The analyzers in powertac-tools/logtool-examples all operate by reading a state log file and extracting data from the objects created as the file is processed. Most of them produce tables in csv format for ease in further analysis via spreadsheet, R, or Python, while a few produce output in the form of dictionary structures that are directly readable in Python. The format of the output is described in the header comments for each analyzer.

Analyzers are not difficult to write; in general, each has a setup section that processes the command line and initializes data collectors, methods that respond to events such as message arrivals, per-timeslot reporting, and summary reporting. Some understanding of simulator operation and message structure is needed in most cases. For example. wholesale market interactions for a given timeslot typically take place in the 24 timeslots preceding the delivery of energy.

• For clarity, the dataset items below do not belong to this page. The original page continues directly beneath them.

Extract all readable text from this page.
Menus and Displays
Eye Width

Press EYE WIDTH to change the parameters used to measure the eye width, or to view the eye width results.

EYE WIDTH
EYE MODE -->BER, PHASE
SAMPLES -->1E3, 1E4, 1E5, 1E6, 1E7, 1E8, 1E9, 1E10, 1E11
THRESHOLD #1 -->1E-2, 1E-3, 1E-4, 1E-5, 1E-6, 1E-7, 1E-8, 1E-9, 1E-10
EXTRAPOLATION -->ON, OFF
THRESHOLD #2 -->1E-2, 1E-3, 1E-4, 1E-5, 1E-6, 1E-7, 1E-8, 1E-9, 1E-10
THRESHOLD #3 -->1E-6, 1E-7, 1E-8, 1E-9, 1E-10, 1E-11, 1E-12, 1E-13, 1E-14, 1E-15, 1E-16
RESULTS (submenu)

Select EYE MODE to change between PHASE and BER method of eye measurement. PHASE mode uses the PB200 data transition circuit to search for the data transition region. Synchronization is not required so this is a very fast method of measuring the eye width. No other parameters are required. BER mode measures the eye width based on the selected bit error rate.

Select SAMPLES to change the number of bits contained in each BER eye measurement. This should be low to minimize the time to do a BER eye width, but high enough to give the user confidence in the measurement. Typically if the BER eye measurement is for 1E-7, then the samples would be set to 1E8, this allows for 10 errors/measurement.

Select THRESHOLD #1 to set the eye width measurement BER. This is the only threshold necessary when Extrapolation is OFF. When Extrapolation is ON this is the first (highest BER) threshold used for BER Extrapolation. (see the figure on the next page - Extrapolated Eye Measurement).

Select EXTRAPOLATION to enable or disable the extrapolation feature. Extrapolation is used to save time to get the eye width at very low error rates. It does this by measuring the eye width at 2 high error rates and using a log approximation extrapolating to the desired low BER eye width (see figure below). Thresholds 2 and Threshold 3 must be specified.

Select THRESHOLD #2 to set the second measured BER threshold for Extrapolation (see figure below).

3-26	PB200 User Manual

To use these analyzers, you will need a Java 8 or newer SDK (not just the runtime), and a working installation of maven 3.3 or newer. You will need to clone the powertac-tools repo (git clone https://github.com/powertac/powertac-tools), then run a build in powertac-tools/logtool-examples (mvn clean test).

The per-game analyzers can all be run from a command line as

   mvn exec:exec -Dexec.args="classname [options] input-file output-file"

Tournament processing

In many cases, interesting analyses must be extended across all the games in a tournament or experiment. The TournamentLogtoolProcessor in powertac-tools/python-scripts serves this purpose. It reads the csv file produced by the tournament or experiment manager, and iterates over the games. If the logs for a game are not yet stored locally, it downloads and unpacks them. For each game, it then runs the requested logtool analyzer. Note that you will need a significant amount of free disk space to download and unpack all the logs for a tournament. The complete set of unpacked logs for the 2018 tournament requres nearly 300 Gb.

To use TournamentLogtoolProcess.py, you need a working installation of Python 3.4 or newer. You can run it directly from the command line if your operating system supports this behavior (Linux and Mac OS should) and if you make the file executable (chmod +x TournamentLogtoolProcessor.py). If you run it without arguments, it will tell you what it needs. If your operating system does not support this behavior (anyone care to test on Windows and tell us?), then you need to be sure that the python command runs python version 3 (it tells you when it starts up, and you can quit by typing quit() at the prompt). If not, then try python3. You can then run it as python3 TournamentLogtoolPocessor.py to get the usage instructions. Alternatively, you can load it into a python IDE (like Idle) and run the iterate() method. As it runs, it will print out (or return) lines of the form

{'path': path-to-data-file, 'gameId': game-number}

Each line can be read into python as a dict structure, which gives the game number and the path to the file.

Also in the powertac-tools/python-scripts directory are a number of examples that use this ability to iterate over games to extract and plot data across an entire tournament. An example of such a script is PlotCapacityData.py.